Raytheon Breaks Into F-16 Radar Upgrade Market

 - April 12, 2013, 11:55 AM
Raytheon has scored a notable success in Korea, where its AESA radar will replace older Northrop Grumman fire control units in that country’s 134 F-16s. (Photo: Raytheon)

The Republic of Korea Air Force (ROKAF) has chosen the Raytheon Advanced Combat Radar (RACR) for its pending upgrade of 134 F-16C/Ds, for delivery beginning in late 2016. The Koreans are the first to choose between the RACR and the rival Scaleable Agile Beam Radar (SABR) from Northrop Grumman, which previously supplied all radars for F-16s. At least another 500 F-16s belonging to Singapore, Taiwan and the U.S. Air Force could be upgraded with advanced electronically scanned array (AESA) radars such as the RACR and the SABR.

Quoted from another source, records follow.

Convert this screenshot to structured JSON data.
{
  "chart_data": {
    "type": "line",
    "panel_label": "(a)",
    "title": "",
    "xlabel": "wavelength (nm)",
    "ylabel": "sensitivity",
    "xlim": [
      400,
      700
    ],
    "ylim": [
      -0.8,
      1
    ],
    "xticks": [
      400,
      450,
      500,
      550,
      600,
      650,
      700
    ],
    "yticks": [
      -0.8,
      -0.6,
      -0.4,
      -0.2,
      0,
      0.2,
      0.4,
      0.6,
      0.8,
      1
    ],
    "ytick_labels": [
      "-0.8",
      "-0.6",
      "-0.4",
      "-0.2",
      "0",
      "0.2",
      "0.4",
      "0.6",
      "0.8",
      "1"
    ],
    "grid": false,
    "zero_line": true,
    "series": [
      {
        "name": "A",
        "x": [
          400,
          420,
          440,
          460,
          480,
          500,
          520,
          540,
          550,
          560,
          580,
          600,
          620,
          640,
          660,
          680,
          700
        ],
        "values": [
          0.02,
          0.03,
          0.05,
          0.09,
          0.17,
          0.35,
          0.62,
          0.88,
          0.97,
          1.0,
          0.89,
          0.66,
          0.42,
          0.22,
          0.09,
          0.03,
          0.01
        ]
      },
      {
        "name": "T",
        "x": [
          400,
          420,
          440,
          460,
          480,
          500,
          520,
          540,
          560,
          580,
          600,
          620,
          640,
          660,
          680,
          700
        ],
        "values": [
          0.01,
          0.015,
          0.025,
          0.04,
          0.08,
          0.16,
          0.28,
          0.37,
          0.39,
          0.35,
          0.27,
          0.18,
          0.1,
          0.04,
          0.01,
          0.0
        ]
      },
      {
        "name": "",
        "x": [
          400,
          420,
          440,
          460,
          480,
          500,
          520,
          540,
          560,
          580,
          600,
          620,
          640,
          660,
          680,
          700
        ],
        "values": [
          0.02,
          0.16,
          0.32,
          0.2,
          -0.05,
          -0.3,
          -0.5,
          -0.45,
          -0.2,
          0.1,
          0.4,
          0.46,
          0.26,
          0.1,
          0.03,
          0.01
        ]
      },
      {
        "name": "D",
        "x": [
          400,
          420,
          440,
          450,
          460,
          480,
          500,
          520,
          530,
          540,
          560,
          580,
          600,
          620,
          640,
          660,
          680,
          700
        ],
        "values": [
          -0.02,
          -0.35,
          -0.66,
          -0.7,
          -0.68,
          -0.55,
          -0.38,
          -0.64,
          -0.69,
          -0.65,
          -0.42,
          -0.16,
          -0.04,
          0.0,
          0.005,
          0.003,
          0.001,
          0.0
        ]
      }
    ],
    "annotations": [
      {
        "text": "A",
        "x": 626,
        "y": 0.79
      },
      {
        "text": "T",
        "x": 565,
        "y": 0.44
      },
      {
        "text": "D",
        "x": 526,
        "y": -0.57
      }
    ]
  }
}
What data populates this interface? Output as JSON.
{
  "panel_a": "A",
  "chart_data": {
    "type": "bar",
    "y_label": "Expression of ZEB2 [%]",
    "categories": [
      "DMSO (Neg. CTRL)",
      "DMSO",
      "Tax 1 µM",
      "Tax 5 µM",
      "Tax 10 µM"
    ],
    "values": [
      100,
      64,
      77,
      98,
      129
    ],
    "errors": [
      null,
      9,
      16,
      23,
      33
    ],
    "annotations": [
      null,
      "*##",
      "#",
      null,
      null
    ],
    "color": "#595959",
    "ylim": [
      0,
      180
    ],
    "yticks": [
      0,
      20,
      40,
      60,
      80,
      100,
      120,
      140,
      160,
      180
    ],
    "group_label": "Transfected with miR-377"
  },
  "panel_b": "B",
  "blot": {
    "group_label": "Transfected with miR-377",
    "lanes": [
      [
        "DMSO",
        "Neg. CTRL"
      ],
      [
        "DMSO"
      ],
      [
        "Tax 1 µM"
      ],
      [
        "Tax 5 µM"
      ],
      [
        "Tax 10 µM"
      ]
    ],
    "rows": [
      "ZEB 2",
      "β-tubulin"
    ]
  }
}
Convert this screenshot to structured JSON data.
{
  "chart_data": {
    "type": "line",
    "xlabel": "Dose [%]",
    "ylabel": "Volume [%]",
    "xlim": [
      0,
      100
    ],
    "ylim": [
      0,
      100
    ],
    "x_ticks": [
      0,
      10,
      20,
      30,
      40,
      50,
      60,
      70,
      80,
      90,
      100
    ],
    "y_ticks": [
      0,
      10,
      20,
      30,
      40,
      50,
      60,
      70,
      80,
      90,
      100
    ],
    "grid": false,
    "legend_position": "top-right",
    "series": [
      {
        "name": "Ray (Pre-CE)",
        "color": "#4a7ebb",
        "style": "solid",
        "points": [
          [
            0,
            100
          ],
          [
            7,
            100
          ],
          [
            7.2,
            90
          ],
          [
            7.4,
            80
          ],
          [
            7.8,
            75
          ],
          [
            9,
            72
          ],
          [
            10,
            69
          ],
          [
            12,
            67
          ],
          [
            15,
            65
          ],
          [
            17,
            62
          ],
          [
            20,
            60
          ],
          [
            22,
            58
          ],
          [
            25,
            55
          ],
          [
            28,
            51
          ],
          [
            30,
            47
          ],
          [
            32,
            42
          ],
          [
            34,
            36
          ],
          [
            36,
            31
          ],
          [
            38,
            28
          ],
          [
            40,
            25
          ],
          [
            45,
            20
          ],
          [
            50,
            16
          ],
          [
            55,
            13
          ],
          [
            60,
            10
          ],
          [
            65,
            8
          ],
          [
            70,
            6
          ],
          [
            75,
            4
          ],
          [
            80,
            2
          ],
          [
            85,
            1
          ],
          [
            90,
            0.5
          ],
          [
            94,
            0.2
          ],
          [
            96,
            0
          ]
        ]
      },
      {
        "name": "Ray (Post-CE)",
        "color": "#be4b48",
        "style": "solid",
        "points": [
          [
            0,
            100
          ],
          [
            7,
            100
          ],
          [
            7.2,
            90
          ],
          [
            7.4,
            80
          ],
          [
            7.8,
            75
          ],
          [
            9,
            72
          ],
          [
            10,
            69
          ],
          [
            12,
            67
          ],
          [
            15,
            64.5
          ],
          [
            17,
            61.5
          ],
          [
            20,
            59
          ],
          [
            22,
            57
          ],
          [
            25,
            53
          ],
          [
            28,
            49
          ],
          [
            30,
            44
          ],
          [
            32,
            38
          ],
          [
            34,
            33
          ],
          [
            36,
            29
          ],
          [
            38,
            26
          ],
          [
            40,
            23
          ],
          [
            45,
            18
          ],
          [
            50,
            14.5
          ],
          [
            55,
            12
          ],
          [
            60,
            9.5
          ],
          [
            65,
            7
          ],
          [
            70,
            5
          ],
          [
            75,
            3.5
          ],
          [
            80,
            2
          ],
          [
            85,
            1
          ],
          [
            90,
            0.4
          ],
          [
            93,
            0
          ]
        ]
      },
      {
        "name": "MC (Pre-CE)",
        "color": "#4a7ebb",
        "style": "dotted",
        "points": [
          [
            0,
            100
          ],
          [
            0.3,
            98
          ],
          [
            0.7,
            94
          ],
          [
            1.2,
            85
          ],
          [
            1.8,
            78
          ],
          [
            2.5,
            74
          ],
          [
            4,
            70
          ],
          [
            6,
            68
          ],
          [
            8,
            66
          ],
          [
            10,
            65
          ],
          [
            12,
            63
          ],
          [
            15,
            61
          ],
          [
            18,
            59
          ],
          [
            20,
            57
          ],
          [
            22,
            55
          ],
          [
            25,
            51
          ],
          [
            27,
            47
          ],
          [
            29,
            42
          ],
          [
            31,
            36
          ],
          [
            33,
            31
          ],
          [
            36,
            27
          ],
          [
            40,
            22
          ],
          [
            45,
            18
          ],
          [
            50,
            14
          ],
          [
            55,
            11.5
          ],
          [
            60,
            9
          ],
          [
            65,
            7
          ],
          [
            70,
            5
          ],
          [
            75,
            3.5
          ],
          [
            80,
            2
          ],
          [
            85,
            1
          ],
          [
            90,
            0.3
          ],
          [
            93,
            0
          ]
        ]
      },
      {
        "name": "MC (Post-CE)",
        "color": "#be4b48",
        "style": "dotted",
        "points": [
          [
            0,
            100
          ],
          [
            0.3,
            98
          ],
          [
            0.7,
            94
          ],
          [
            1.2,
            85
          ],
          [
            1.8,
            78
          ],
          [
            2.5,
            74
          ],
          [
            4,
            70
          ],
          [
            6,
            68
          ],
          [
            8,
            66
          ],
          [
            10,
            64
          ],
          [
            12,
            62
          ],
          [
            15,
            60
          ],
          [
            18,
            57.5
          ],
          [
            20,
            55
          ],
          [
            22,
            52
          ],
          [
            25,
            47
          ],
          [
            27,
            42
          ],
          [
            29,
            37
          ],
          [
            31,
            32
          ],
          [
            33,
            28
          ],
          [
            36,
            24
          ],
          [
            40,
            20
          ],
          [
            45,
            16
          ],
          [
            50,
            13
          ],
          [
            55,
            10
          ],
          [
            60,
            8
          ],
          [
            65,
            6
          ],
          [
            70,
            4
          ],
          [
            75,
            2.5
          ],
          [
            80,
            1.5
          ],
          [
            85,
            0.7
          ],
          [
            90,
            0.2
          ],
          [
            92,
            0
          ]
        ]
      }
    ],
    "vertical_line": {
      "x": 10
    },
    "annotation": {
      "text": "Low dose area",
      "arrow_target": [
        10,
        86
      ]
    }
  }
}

According to Jim Hvizd, vice president for international business development at Raytheon Space and Airborne Systems, the Koreans assessed the competing radars on performance; operational suitability; acquisition and support costs; and contract and schedule. “We were the decisive winner in each category,” he claimed. Hvizd added that RACR is a repackaging of the APG-79 and APG-82 AESA radars designed for the F/A-18E/F Super Hornet and F-15E Strike Eagle, respectively. “The risk of integration into legacy platforms is low in our technology; we accommodate the interface on the radar, to minimize modifications to the jet itself,” he added.

The ROKAF has led moves to modernize the F-16, and has already departed from tradition by appointing BAE Systems to integrate the upgrade, rather then the OEM. But Hvizd noted that the service has appointed Lockheed Martin to manage the Taiwan upgrade of 145 F-16A/Bs, and would evaluate the competing radars on behalf of the Republic of China Air Force (ROCAF). Although it had previously been supposed that most F-16 countries considering a radar upgrade would await the U.S Air Force’s choice between the RACR and the SABR, Hvizd said that others might also select ahead of the Pentagon. Because of delays in the F-35A program, the U.S. Air Force wants to upgrade 300 F-16s. Whether the plan will survive U.S. budget cutbacks remains to be seen.

Raytheon is also marketing the RACR to the eight international air arms that operate older F/A-18 Hornets. Hvizd declined to discuss individual countries, but told AIN that he “looks forward to some news [on F/A-18 upgrades] later this year.”